Loaded with consumer goods, the vessel will supply the nation’s first commercial center of the Persians in the Bolivarian country as part of sealed agreements between Tehran and Caracas.
Previously, five Iranian tankers carried 1.5 million barrels of fuel to Venezuelan ports amid a collapse of refinery operations and tougher U.S. punitive measures against the South American country.
In this way, a road that, according to the Iranian media, will supply gasoline to Venezuela two or three times a month was opened.
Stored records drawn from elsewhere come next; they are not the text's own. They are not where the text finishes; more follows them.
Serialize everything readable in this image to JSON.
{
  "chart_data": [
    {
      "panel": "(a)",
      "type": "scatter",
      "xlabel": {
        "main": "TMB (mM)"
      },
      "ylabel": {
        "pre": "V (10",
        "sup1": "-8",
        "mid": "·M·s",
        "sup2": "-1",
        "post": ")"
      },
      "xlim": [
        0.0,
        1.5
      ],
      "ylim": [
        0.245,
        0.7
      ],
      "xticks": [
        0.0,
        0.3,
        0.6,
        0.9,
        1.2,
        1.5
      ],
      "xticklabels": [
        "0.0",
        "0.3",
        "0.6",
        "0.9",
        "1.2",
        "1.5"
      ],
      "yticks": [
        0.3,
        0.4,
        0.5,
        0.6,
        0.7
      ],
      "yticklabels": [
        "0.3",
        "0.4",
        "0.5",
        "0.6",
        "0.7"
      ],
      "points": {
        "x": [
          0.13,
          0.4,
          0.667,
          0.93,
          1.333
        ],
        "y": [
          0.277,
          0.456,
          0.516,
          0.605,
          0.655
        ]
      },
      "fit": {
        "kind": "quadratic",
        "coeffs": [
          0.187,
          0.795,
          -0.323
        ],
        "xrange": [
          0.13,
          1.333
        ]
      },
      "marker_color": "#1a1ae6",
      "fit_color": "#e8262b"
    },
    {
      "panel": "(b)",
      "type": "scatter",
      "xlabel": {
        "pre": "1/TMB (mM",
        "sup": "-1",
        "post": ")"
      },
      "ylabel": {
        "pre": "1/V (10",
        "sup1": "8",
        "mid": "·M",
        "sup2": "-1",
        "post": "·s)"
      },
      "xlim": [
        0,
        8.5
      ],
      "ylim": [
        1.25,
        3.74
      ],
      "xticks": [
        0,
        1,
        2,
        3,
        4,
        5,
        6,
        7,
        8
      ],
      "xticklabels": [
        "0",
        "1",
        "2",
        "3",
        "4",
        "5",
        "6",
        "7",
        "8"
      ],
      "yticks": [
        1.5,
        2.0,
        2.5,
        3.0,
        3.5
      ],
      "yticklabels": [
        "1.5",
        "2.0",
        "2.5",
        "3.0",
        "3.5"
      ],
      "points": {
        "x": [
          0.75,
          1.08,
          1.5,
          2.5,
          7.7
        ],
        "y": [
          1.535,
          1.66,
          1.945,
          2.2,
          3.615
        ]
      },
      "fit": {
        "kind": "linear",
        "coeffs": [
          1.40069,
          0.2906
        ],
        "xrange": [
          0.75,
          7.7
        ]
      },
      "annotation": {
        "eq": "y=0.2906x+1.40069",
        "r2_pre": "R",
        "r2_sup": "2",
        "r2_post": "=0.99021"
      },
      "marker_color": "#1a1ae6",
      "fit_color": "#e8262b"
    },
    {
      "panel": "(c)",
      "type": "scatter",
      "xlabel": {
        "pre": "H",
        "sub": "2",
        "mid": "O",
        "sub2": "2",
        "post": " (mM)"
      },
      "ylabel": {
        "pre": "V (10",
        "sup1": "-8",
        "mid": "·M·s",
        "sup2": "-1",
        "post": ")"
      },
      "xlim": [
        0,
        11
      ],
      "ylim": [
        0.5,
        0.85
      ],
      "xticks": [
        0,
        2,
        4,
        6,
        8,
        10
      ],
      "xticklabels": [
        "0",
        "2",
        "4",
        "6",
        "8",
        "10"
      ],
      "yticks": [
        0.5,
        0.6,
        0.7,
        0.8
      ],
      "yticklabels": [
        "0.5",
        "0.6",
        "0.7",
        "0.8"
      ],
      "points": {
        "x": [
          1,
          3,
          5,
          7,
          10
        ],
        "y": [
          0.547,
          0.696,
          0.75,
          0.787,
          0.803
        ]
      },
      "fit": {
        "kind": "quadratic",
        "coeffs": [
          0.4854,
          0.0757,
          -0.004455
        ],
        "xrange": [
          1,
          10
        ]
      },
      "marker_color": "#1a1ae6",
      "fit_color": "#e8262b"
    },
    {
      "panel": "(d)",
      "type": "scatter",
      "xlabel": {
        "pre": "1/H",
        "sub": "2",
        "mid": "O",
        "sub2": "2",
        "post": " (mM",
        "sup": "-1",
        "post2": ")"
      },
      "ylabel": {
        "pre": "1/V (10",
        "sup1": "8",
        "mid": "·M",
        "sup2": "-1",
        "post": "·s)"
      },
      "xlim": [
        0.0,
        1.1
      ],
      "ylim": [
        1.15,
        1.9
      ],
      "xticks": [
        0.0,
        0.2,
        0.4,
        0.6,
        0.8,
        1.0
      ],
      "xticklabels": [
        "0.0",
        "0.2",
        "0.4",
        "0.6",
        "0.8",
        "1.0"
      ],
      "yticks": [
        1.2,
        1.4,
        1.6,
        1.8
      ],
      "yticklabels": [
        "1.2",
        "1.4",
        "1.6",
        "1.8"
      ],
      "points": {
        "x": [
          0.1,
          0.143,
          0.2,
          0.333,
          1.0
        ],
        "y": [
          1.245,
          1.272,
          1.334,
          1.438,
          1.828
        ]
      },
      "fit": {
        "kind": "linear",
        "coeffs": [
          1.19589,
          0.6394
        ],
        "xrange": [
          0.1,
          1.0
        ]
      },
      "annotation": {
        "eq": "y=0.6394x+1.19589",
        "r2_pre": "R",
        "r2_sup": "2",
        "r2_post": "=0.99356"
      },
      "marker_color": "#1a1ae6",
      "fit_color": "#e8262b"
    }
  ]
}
This dispatch and start-up of a shopping center constitutes another success of the friendly and fraternal relations between Tehran and Caracas, to which the United States wants to submit with the application of maximum pressure.
The South American nation, with the largest oil reserves in the world, suffers from blockade and harassment by Washington as a result of which refining crude is difficult and there is a notorious shortage of gasoline.
Although the tension rose to a peak in the Caribbean Sea due to the deployment of North American warships, the episode of the Iranian ships in Venezuela had a happy ending.
However, an Iranian response to the Arabian-Persian Gulf has always been in the air if the US navy deployed in the Caribbean Sea had attacked ships from the country of the Persians.
Washington preferred to avoid an armed confrontation and announced punishment for ports, shipping companies or insurers that facilitate commercial operations between Tehran and Caracas.
The Islamic Republic insists that it has every right to trade with any country as long as World Trade Organization regulations are observed.